In the nine years since the network was set up, there has been a palpable change in how solutions journalism is viewed, believes Bornstein.

"There's much less resistance to solutions journalism. When we started in 2013 it was very difficult to get people to see this as legitimate journalism. People said it was advocacy, feel-good and puffery. There were all sorts of beliefs that if you do solutions journalism, you can't do it with rigour and you can't do it independently," he says.

Will Doig, editor of Reasons to be Cheerful, a non-profit newsroom founded by ex-Talking Heads frontman David Byrne in 2019, agrees with Fraher and Bornstein that solutions journalism is more than just positive news.

Despite the publication’s name, Reasons to be Cheerful does not shy away from solutions that are hard to stomach.

"We definitely have a segment of our readership that just really wants to feel good but not all solutions are about issues that feel good. Sometimes the issue is really tough to look at and sometimes the solution itself is imperfect or challenging," says Doig. He cites reporting on gun crime and the criminal justice system to US audiences as examples.

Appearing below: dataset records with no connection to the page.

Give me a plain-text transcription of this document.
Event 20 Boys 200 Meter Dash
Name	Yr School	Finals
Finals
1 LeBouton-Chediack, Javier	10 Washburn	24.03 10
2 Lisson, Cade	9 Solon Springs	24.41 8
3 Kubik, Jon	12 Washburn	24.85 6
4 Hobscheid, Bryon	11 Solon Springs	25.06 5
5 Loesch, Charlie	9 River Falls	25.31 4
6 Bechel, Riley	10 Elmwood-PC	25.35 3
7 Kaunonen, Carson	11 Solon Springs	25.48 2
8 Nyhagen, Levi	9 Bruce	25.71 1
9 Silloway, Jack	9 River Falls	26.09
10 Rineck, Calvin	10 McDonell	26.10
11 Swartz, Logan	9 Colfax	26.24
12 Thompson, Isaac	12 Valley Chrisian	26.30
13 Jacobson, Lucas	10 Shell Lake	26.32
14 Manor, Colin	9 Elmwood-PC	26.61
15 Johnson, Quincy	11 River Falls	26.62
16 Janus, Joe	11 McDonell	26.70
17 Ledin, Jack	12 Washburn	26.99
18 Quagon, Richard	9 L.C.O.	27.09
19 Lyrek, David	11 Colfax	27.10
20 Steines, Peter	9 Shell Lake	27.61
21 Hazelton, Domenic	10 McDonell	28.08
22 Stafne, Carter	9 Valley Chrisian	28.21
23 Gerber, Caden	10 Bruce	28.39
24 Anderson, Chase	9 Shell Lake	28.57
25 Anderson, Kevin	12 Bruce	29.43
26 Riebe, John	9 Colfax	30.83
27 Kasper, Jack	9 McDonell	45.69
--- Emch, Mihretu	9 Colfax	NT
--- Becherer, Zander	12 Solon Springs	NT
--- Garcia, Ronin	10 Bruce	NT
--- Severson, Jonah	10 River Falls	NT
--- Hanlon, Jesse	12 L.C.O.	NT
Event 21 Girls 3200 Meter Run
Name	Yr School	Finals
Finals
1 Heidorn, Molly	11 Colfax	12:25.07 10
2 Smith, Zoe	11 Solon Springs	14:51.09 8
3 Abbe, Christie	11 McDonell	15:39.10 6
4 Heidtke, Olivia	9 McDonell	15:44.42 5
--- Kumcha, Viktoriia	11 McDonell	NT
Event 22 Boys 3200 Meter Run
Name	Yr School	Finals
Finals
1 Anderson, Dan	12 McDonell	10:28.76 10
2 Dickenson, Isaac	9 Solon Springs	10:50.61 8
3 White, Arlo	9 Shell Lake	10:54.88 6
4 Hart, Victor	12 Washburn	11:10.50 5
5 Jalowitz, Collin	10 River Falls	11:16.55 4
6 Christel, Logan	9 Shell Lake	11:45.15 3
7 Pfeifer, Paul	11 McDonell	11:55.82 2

While Reasons to be Cheerful is a small publisher with a team of eight, Doig believes the outlet is part of a vanguard.

"We’re trying to make solutions journalism feel like a legitimate part of the news cycle and not just a side project," he says. "We're feeling a little bit like we're at the forefront of a trend which feels good."

Going back to the growing trend of news avoidance: is there any evidence that solutions journalism can stop readers drifting away from the news?

"A question I get asked a lot is how it must be so hard to get people to read our stories because everybody just wants to read bad news," says Doig. "But that has not been our experience. It seems almost the opposite. The hunger for this type of news is greater than we thought and greater than a lot of people assume."

A 2020 study by US media firm SmithGeiger commissioned by the Solutions Journalism Network found that stories with a solutions focus resonated better among readers.

The A/B study showed 638 readers two sets of stories - traditional, problem-focused stories and solutions stories covering responses to problems.

Some 88% said that a solutions journalism story they viewed left a positive initial impression on them, compared to 74% for a comparable problem-focused story. And 83% said they trusted the solutions journalism story, compared to 55% who said the same about the problem-focused story.

Solutions journalism might also help news organisations in other ways. Constructive stories, argues Bornstein, connect better with audiences who are increasingly funding the news - whether through digital subscriptions, membership fees or donations.

"Now that the news is standing on its own two economic legs and doesn't have a third-party payer which used to be advertising, we really need to make sure that the news product itself is something that people feel speaks to their concerns directly, especially at the local level," he says.

"News avoidance is a big problem. But so are revenues. Can you really fix the news business without tinkering with the product itself?"